在绑定周期中，调度器会检测调度周期中选中的那个“最合适的节点”是不是真的可以让这个 Pod 稳定的运行（比如检测 PV、检测是否有端口冲突等），或者需不需要做一些初始化操作（比如设置这个节点上的 FPGA 板子的状态、设置 GPU 显卡的驱动版本、CUDA 的版本等）。

扩展点

Kubernetes 调度框架在调度周期和绑定周期都为我们提供了丰富的扩展点，这些扩展点可以“插上”我们自己设计的调度插件，一个插件可以在多个扩展点注册以执行更复杂或有状态的任务，实现我们想要的调度功能：

下面阐述下各个扩展点可以实现的功能。

Sort 排序

排序扩展点，由于调度器是按照 FIFO 的顺序调度 Pod 的，因此当队列里出现多个等待调度的 Pod 时，可以对这些 Pod 的先后顺序进行排序，把我们想要的 Pod（可能优先级比较高）往出队方向移动，让它可以更快地被调度。

目前的 Sort 扩展点只能启用一个，不可以启用多个 Sort 扩展插件。

我们可以看下 Sort 的接口，代码位于 Kubernetes 项目的 /pkg/scheduler/framework/interface.go 中：

type QueueSortPlugin interface {    Plugin    // Less are used to sort pods in the scheduling queue.    Less(*PodInfo, *PodInfo) bool}

复制代码

也就是只需要实现 Less 方法即可，比如如下的实现：

func Less(podInfo1, podInfo2 *framework.PodInfo) bool {    return GetPodPriority(podInfo1) > GetPodPriority(podInfo2)}

复制代码

Pre-filter 预过滤

该扩展点用于预处理有关 Pod 的信息，或检查集群或 Pod 必须满足的某些条件。预过滤器插件应实现 PreFilter 函数，如果 PreFilter 返回错误，则调度周期将中止。注意，在每个调度周期中，只会调用一次 PreFilter。

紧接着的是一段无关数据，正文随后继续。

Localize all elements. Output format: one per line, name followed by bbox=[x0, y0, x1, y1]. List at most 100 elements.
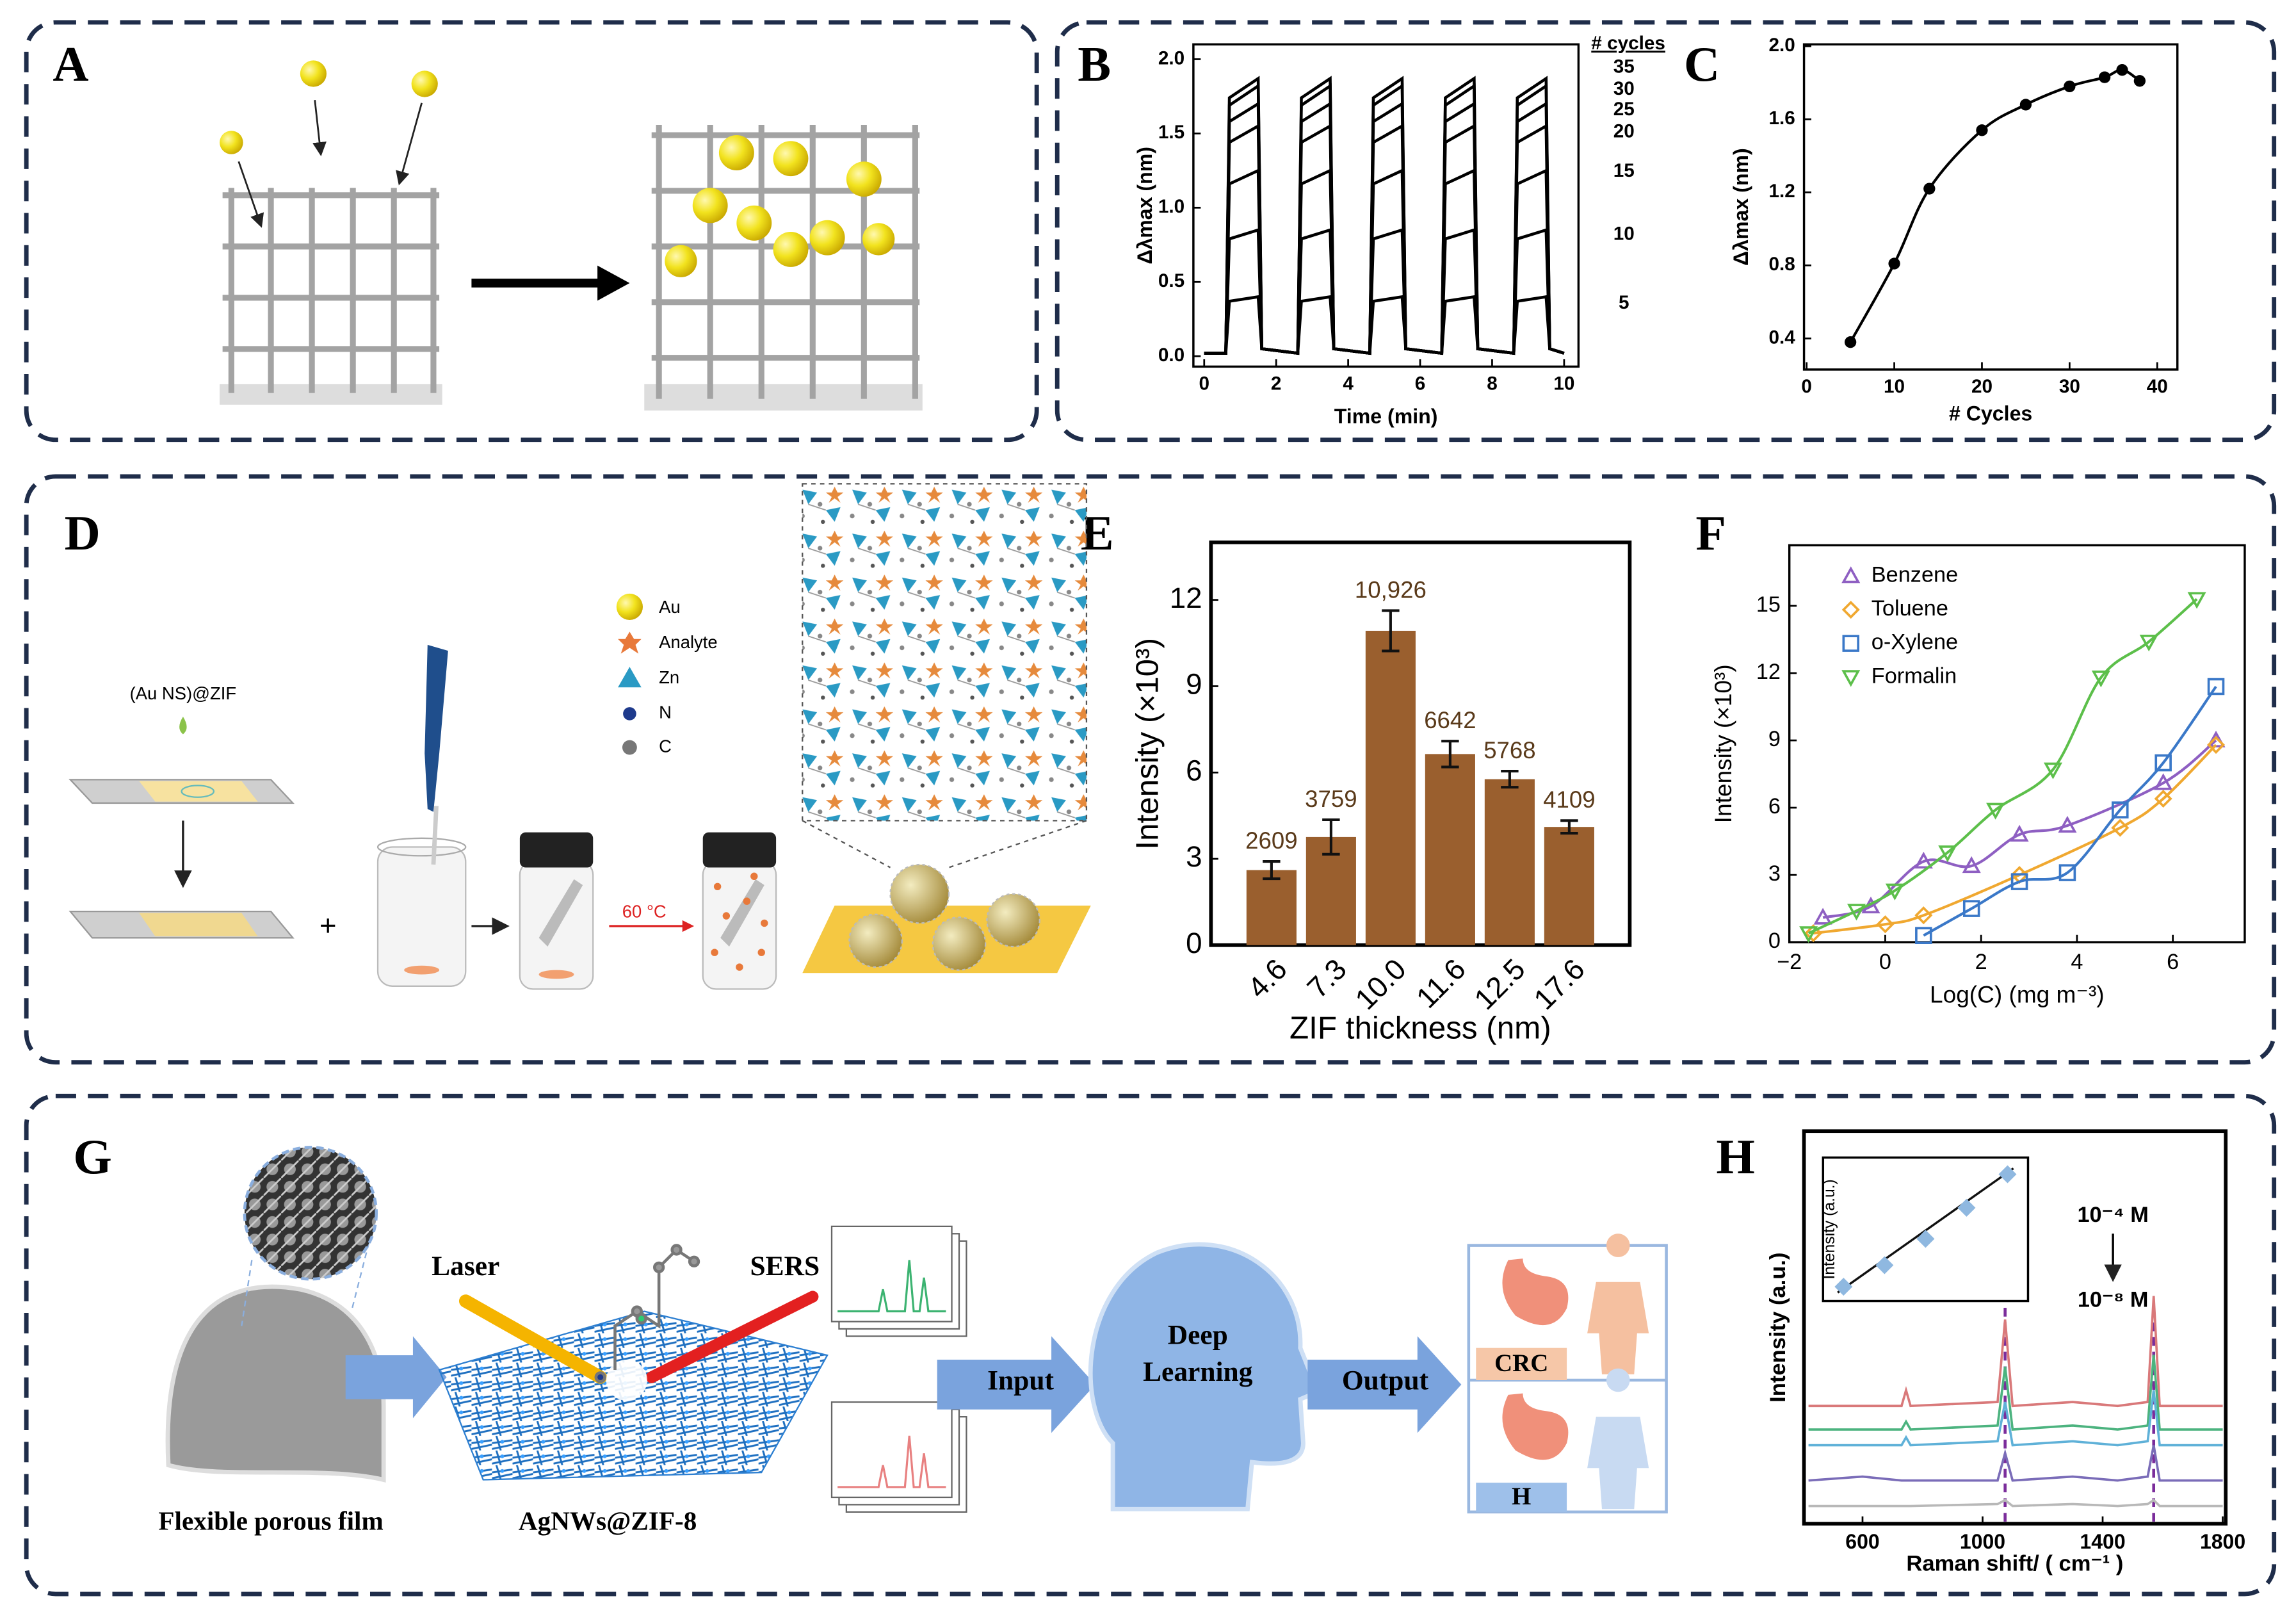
y-tick-label: 3 bbox=[1768, 861, 1781, 886]
series-label: 10 bbox=[1613, 223, 1635, 244]
y-tick-label: 9 bbox=[1768, 727, 1781, 751]
data-point bbox=[1916, 1230, 1935, 1248]
zoom-line bbox=[350, 1242, 370, 1312]
series-label: 5 bbox=[1619, 292, 1629, 313]
x-tick-label: 6 bbox=[2167, 950, 2179, 974]
x-tick-label: 6 bbox=[1415, 373, 1426, 395]
floor bbox=[644, 384, 923, 411]
temperature: 60 °C bbox=[622, 902, 667, 922]
data-point bbox=[1844, 336, 1857, 348]
y-tick-label: 2.0 bbox=[1158, 47, 1184, 69]
y-tick-label: 0.5 bbox=[1158, 270, 1184, 291]
data-point bbox=[1914, 906, 1933, 925]
droplet bbox=[179, 716, 187, 735]
data-point bbox=[2154, 773, 2173, 790]
series-label: 25 bbox=[1613, 99, 1635, 120]
frame-gh bbox=[24, 1093, 2277, 1597]
data-point bbox=[2116, 64, 2128, 76]
y-tick-label: 6 bbox=[1186, 754, 1202, 786]
sers-label: SERS bbox=[750, 1251, 820, 1282]
y-tick-label: 1.5 bbox=[1158, 122, 1184, 143]
zoom-line bbox=[802, 820, 891, 868]
spectrum bbox=[837, 1435, 946, 1488]
data-point bbox=[2207, 736, 2226, 754]
slide-in-vial bbox=[720, 879, 764, 947]
analyte bbox=[538, 970, 574, 979]
data-line bbox=[1808, 1445, 2223, 1482]
pointer-arrows bbox=[238, 100, 423, 228]
label-box bbox=[1476, 1483, 1567, 1512]
data-point bbox=[1998, 1165, 2017, 1184]
spectrum bbox=[837, 1260, 946, 1313]
pipette-tip bbox=[431, 806, 439, 865]
legend-marker bbox=[1841, 566, 1861, 583]
frame-def bbox=[24, 474, 2277, 1065]
data-point bbox=[1834, 1278, 1853, 1296]
data-point bbox=[1804, 924, 1823, 943]
annotation: 10⁻⁸ M bbox=[2078, 1288, 2149, 1312]
au-nanospheres bbox=[848, 863, 1040, 971]
series-label: 20 bbox=[1613, 120, 1635, 142]
x-tick-label: 20 bbox=[1971, 376, 1993, 397]
x-axis-label: Raman shift/ ( cm⁻¹ ) bbox=[1906, 1551, 2123, 1575]
diagram-a bbox=[220, 60, 923, 411]
data-point bbox=[2098, 71, 2111, 83]
frame-a bbox=[24, 20, 1039, 443]
chart: Intensity (a.u.) bbox=[1821, 1156, 2030, 1303]
y-tick-label: 2.0 bbox=[1769, 35, 1795, 56]
legend-label: Zn bbox=[659, 667, 679, 687]
lattice-left bbox=[222, 188, 440, 393]
x-tick-label: 2 bbox=[1975, 950, 1987, 974]
data-point bbox=[1875, 1256, 1894, 1274]
x-tick-label: 0 bbox=[1801, 376, 1812, 397]
floor bbox=[220, 384, 442, 405]
molecule bbox=[594, 1244, 700, 1383]
y-tick-label: 6 bbox=[1768, 794, 1781, 818]
legend-n bbox=[623, 707, 636, 721]
stomach bbox=[1502, 1258, 1569, 1326]
data-point bbox=[1847, 904, 1866, 921]
y-tick-label: 1.2 bbox=[1769, 181, 1795, 202]
y-tick-label: 0.8 bbox=[1769, 254, 1795, 275]
head bbox=[1088, 1242, 1321, 1511]
film bbox=[139, 781, 258, 802]
x-axis-label: Time (min) bbox=[1334, 405, 1438, 428]
x-tick-label: 1400 bbox=[2080, 1530, 2125, 1553]
y-tick-label: 12 bbox=[1170, 582, 1202, 614]
y-tick-label: 12 bbox=[1756, 660, 1781, 684]
au-particles bbox=[220, 60, 895, 277]
y-tick-label: 0.0 bbox=[1158, 345, 1184, 366]
legend-au bbox=[616, 593, 643, 621]
analyte-dots bbox=[711, 872, 768, 971]
panel-label: H bbox=[1716, 1129, 1754, 1184]
cap bbox=[519, 832, 594, 868]
x-tick-label: 4 bbox=[2071, 950, 2083, 974]
data-point bbox=[1799, 926, 1818, 943]
arrow-head bbox=[597, 265, 630, 301]
output-arrow bbox=[1307, 1336, 1462, 1433]
bar bbox=[1425, 754, 1475, 945]
legend-label: N bbox=[659, 703, 672, 722]
substrate-label: AgNWs@ZIF-8 bbox=[519, 1506, 697, 1536]
y-axis-label: Intensity (a.u.) bbox=[1821, 1179, 1838, 1279]
x-tick-label: 10 bbox=[1884, 376, 1905, 397]
data-line bbox=[1808, 1499, 2223, 1508]
legend-c bbox=[622, 740, 637, 755]
x-tick-label: 0 bbox=[1879, 950, 1891, 974]
y-axis-label: Intensity (×10³) bbox=[1710, 664, 1736, 823]
panel-label: A bbox=[53, 37, 88, 92]
legend-label: Benzene bbox=[1872, 563, 1958, 587]
film bbox=[139, 913, 258, 937]
analyte bbox=[404, 965, 440, 975]
data-point bbox=[2155, 754, 2172, 772]
charts: 0.0 0.5 1.0 1.5 2.0 0 2 4 6 8 10 Time (min) Δλmax (n… bbox=[1129, 33, 2246, 1575]
panel-label: G bbox=[73, 1129, 111, 1184]
y-tick-label: 3 bbox=[1186, 840, 1202, 873]
input-arrow bbox=[937, 1336, 1095, 1433]
y-tick-label: 0.4 bbox=[1769, 327, 1796, 348]
vial bbox=[376, 846, 467, 987]
legend-label: Analyte bbox=[659, 632, 718, 652]
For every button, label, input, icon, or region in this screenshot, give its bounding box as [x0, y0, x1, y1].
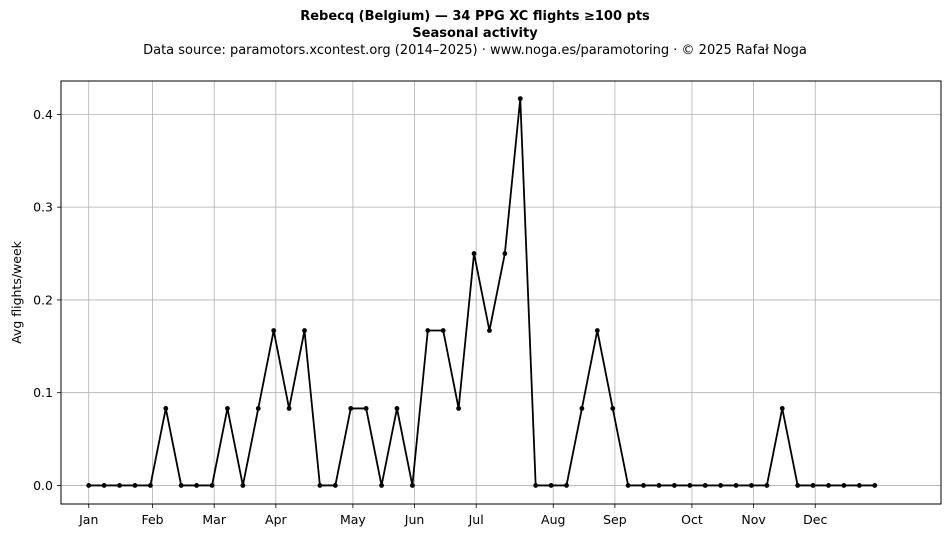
data-point	[856, 483, 862, 488]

Pre-filter 插件可以选择实现 PreFilterExtensions 接口，这个接口定义了 AddPod 和 RemovePod 方法以增量方式修改其预处理信息。

type PreFilterPlugin interface {    Plugin    PreFilter(ctx context.Context, state *CycleState, p *v1.Pod) *Status    PreFilterExtensions() PreFilterExtensions}

复制代码

这里的 CycleState ，表示调度的上下文，其实是一个 map 的封装，结构体内部通过读写锁实现了并发安全，开发者可以通过 CycleState 来实现多个调度插件直接的数据传递，也就是多个插件可以共享状态或通过此机制进行通信。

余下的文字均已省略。